U.S. Senate Probes Bear Stearns Deal
Wednesday, March 26, 2008
Bear Stearns shareholders aren't the only ones questioning the bargain-basement buyout of the investment bank. Top lawmakers want additional information about the government's role in pushing the sale of Bear Stearns Cos. to JPMorgan Chase & Co. The deal, negotiated earlier this month, was altered on March 24, 2008, when JPMorgan increased its offer for Bear Stearns to $10 per share from $2 a share, aiming to appease Bear Stearns shareholders angry about the sale price.On March 26, 2008, Senators Max Baucus, D-Mont., and Charles Grassley, R-Iowa, the chairman and senior Republican on the Senate Finance Committee, sent a letter to executives at Bear Stearns, JPMorgan, the Federal Reserve and Treasury Secretary Henry Paulson asking for a detailed set of documents by March 28, 2008.
The Federal Reserve is providing $29 billion in backing for that deal, raising concerns that the Fed, and ultimately U.S. taxpayers, could wind up on the hook. Supporters of the Fed's role say it was needed to prevent a panic from spreading on Wall Street that could have derailed the overall economy, but some lawmakers are skeptical.
"Americans are being asked to back a brand-new kind of transaction, to the tune of tens of billions of dollars," Baucus said in a statement, adding that lawmakers want to "pin down just how the government decided to front $30 billion in taxpayer dollars for the Bear Stearns deal."
Grassley said lawmakers want to examine "whether the taxpayers will lose money here, what kind of precedent this sets for federal involvement when other firms overextend themselves." He added that the deal raises questions about "whether top executives will come out better than the rank-and-file workers who weren't in the room negotiating."
The new agreement calls for the Fed to assume control of $30 billion of Bear Stearns' assets, which will be managed by New York-based investment firm BlackRock Inc. If there are losses on those assets, JPMorgan will take responsibility for the first $1 billion, with the Fed absorbing the rest.
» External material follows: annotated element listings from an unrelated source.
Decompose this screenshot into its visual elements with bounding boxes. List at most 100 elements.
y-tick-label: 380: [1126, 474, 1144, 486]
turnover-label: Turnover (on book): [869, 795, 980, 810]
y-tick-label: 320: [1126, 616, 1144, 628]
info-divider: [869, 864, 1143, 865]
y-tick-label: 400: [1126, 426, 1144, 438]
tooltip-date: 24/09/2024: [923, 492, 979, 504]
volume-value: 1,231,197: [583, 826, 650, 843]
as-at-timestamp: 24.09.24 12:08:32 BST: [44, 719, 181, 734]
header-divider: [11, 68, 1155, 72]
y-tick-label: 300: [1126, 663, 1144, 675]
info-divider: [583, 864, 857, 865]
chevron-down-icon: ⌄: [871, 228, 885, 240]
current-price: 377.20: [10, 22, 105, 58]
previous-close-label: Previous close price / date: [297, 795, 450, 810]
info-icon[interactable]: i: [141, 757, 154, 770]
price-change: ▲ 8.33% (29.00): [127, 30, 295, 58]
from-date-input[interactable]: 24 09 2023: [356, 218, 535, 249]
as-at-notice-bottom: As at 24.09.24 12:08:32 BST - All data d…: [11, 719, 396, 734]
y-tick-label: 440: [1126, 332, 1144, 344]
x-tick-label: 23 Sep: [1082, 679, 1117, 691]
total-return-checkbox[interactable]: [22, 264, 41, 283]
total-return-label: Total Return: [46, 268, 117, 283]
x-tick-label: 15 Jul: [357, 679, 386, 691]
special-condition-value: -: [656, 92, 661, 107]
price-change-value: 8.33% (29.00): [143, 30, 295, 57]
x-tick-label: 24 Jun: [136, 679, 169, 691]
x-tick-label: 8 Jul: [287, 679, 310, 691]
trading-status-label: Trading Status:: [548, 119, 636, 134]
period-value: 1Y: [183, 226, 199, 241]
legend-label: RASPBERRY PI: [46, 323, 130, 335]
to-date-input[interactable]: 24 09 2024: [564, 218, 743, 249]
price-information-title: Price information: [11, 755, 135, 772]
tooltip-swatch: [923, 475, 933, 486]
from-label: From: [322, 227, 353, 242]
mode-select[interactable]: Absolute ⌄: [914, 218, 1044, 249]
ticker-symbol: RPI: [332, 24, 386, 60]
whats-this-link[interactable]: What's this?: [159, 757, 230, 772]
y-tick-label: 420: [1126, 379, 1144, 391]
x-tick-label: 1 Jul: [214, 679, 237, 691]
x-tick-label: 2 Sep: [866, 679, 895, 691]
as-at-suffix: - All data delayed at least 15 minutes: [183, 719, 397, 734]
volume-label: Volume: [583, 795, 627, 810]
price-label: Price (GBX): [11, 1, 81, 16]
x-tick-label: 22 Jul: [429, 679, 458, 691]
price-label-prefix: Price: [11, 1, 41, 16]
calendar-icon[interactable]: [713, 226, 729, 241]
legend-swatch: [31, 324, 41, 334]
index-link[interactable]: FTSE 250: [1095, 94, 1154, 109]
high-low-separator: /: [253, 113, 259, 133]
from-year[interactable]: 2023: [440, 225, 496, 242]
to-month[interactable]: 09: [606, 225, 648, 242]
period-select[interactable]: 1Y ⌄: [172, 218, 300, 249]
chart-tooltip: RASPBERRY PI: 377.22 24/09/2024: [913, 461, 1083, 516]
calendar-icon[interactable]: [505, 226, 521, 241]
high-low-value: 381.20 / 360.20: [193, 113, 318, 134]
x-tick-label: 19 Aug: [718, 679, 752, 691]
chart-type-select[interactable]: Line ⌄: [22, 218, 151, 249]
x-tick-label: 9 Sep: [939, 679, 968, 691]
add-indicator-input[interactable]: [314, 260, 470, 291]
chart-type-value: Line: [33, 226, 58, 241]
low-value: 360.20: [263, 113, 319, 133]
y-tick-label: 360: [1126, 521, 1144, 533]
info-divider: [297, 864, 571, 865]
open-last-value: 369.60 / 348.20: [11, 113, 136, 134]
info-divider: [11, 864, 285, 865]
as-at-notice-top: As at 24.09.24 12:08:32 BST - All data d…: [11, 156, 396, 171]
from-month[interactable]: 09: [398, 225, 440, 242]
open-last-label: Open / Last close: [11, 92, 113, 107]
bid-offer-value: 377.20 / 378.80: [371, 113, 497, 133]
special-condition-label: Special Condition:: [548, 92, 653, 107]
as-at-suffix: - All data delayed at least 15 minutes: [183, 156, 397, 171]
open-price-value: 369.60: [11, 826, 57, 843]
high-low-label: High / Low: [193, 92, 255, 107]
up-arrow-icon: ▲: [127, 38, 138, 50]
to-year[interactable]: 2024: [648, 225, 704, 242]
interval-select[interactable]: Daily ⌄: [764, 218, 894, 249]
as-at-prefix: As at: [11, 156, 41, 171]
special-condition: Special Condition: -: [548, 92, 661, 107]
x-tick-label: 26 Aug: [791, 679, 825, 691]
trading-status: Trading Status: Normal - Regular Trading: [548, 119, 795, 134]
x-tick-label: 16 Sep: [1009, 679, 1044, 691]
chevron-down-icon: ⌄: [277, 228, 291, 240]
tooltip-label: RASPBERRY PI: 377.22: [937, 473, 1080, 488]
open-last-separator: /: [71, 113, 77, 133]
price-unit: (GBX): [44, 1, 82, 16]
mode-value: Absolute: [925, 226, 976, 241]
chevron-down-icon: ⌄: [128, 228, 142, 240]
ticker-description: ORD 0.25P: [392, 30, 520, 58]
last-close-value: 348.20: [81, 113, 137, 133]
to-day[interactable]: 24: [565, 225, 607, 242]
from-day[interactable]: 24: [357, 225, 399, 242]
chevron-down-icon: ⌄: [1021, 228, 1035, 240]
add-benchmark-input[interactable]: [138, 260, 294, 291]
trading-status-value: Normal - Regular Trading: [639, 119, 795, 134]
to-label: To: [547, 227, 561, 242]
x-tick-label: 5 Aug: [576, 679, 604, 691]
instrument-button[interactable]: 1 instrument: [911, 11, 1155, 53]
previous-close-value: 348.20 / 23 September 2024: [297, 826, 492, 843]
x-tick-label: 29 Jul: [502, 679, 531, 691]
If the Fed does lose money, the central bank's payments to the government could be reduced. The 12 Federal Reserve banks paid $34.4 billion of their $41.9 billion in total income to the Treasury last year, the majority of which was earned through income on government-backed securities.
Representatives of Bear Stearns and JPMorgan couldn't immediately be reached for comment. Spokeswomen for the Treasury Department and the Fed said they would respond to the senators' request.
Rep. Henry Waxman, D-Calif., who heads the House Oversight and Government Reform Committee, is also collecting information for an inquiry, a committee aide said last week.
In addition to the Bear Stearns rescue, the Fed, in the broadest use of its lending authority since the 1930s, is letting squeezed Wall Street investment houses go directly to the central bank for emergency loans. That had been a privilege reserved for commercial banks.
The corrosion of Bear Stearns has prompted calls for tighter controls over investment banks including stricter cushions against losses. Paulson said that the breakdown of Bear Stearns underscores a need to bring investment banks under the same kind of federal oversight commercial banks receive. The Bush administration aims to soon release its own blueprint for regulatory overhaul.
"This latest episode has highlighted that the world has changed as has the role of other nonbank financial institutions and the interconnectedness among all financial institutions," Paulson said in a speech to the U.S. Chamber of Commerce.
Rep. Barney Frank, the Massachusetts Democrat who heads the House Financial Services Committee, last week unveiled a proposal to give the Fed or a new regulator the power to supervise the operations of major financial players. Critics see the current regulatory system as ineffective and unwieldy patchwork.
The Fed, divisions of the Treasury Department and the Securities and Exchange Commission each have jurisdiction over different types of financial institutions.